Este trabalho teve como objetivo estimar a prevalência da doença renal crônica, nos estágios 3, 4 e 5 em segmento da população adulta, submetida a exames laboratoriais por causas diversas em laboratório da rede particular do município de Juiz de Fora, MG, no período de janeiro de 2004 a dezembro de 2005. Além disso, analisamos a prevalência da DRC distribuída por sexo, faixa etária, estágio e pelas alterações de creatinina.

 

Métodos

Este trabalho foi realizado por meio de uma análise dos registros de usuários de um laboratório da rede particular do município de Juiz de Fora, MG, no período de janeiro de 1995 a dezembro de 2005.

O laboratório pertence à rede particular do Município de Juiz de Fora e não é conveniado ao Sistema Único de Saúde. É certificado pela norma ISO 9000 (2000) e pelo PALC (Programa de Acreditação para Laboratórios Clínicos).

Foram disponibilizados, de indivíduos não hospitalizados, os seguintes dados referentes ao período de janeiro de 1995 a dezembro de 2005: Ordem de Serviço(OS), data de realização da OS, código de identificação e especialidade do profissional que solicitou o exame, código de identificação do indivíduo, sexo, data de nascimento e dosagem de creatinina sérica.

Os critérios de inclusão utilizados foram: idade acima de 18 anos, com registros adequados de identificação, sexo, data de nascimento, data da realização do exame e dosagem de creatinina sérica.

A creatinina sérica no referido laboratório é determinada utilizando-se o método cinético-colorimétrico, no aparelho BECKMAN CX4. A faixa de normalidade varia de 0,4 a 1,3 mg/dl.

Iniciamos procedendo ao cálculo da filtração glomerular dos indivíduos submetidos à dosagem de creatinina sérica no período de janeiro de 2004 a dezembro de 2005. A FG foi estimada pela equação do estudo MDRD (Modification of diet in renal disease) na sua versão simplificada, que leva em consideração as variáveis creatinina sérica (SCR), idade (em anos) e sexo:

FG(ml/min/1,73m2)=186x(scr) -1,154x(idade)_0,203x0,742(se mulher)x1,21(negro americano)

Esta equação utiliza um fator de correção para negros americanos, que não será utilizada neste estudo devido ao inexpressivo número de indivíduos com esta característica racial entre a população brasileira.

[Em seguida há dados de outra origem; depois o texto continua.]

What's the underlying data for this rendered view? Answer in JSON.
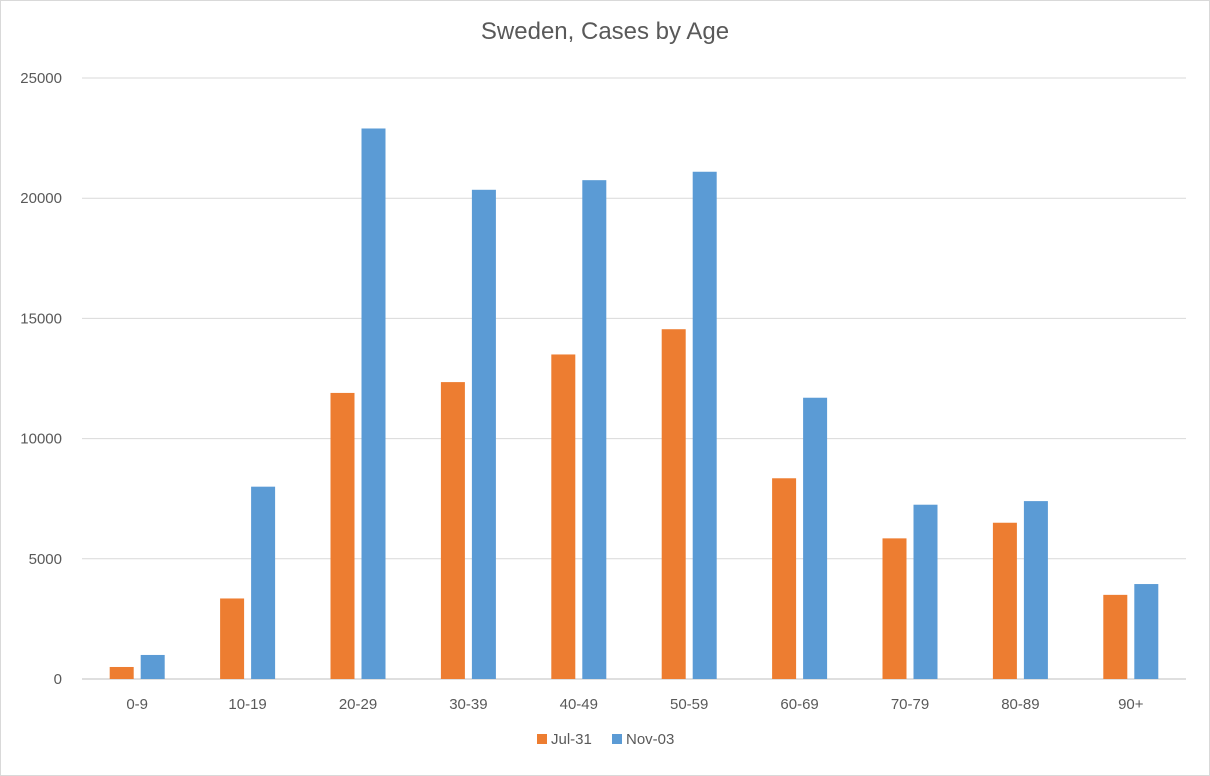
{
  "chart_data": {
    "type": "bar",
    "title": "Sweden, Cases by Age",
    "xlabel": "",
    "ylabel": "",
    "categories": [
      "0-9",
      "10-19",
      "20-29",
      "30-39",
      "40-49",
      "50-59",
      "60-69",
      "70-79",
      "80-89",
      "90+"
    ],
    "series": [
      {
        "name": "Jul-31",
        "color": "#ED7D31",
        "values": [
          500,
          3350,
          11900,
          12350,
          13500,
          14550,
          8350,
          5850,
          6500,
          3500
        ]
      },
      {
        "name": "Nov-03",
        "color": "#5B9BD5",
        "values": [
          1000,
          8000,
          22900,
          20350,
          20750,
          21100,
          11700,
          7250,
          7400,
          3950
        ]
      }
    ],
    "ylim": [
      0,
      25000
    ],
    "yticks": [
      0,
      5000,
      10000,
      15000,
      20000,
      25000
    ],
    "grid": true,
    "legend_position": "bottom"
  }
}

A fórmula escolhida tem como vantagem fornecer um ajuste para variações substanciais de fatores que interferem na produção de creatinina como idade, sexo e superfície corporal16.

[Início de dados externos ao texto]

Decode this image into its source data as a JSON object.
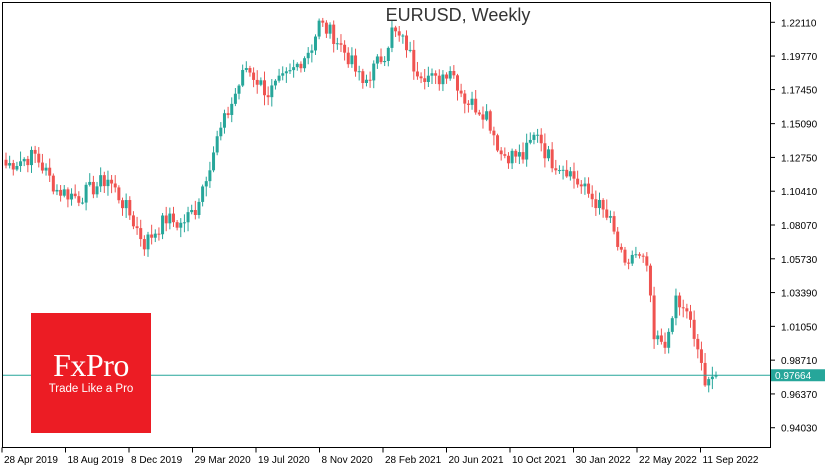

A DRC foi reconhecida e classificada nos estágios 3, 4 ou 5, segundo as diretrizes propostas pelo K/DOQI (2002), ou seja, indivíduos que apresentaram FG<60 ml/min/1,73m2 em dois ou mais registros, em intervalo igual ou superior a três meses foram considerados portadores da DRC e estagiados por meio da FG mais baixa.

Aqueles que apresentaram apenas uma FG<60 ml/min/1,73m2 nos anos de 2004 e 2005 foram pesquisados nos registros de 1995 a 2003 sobre alterações anteriores. Os que se mantiveram com apenas uma FG<60 ou com intervalo inferior a três meses foram considerados como possíveis portadores de uma alteração renal transitória por ocasião do exame. Aqueles com FG> 60 ml/min/1,73m2 foram considerados sem evidência de DRC.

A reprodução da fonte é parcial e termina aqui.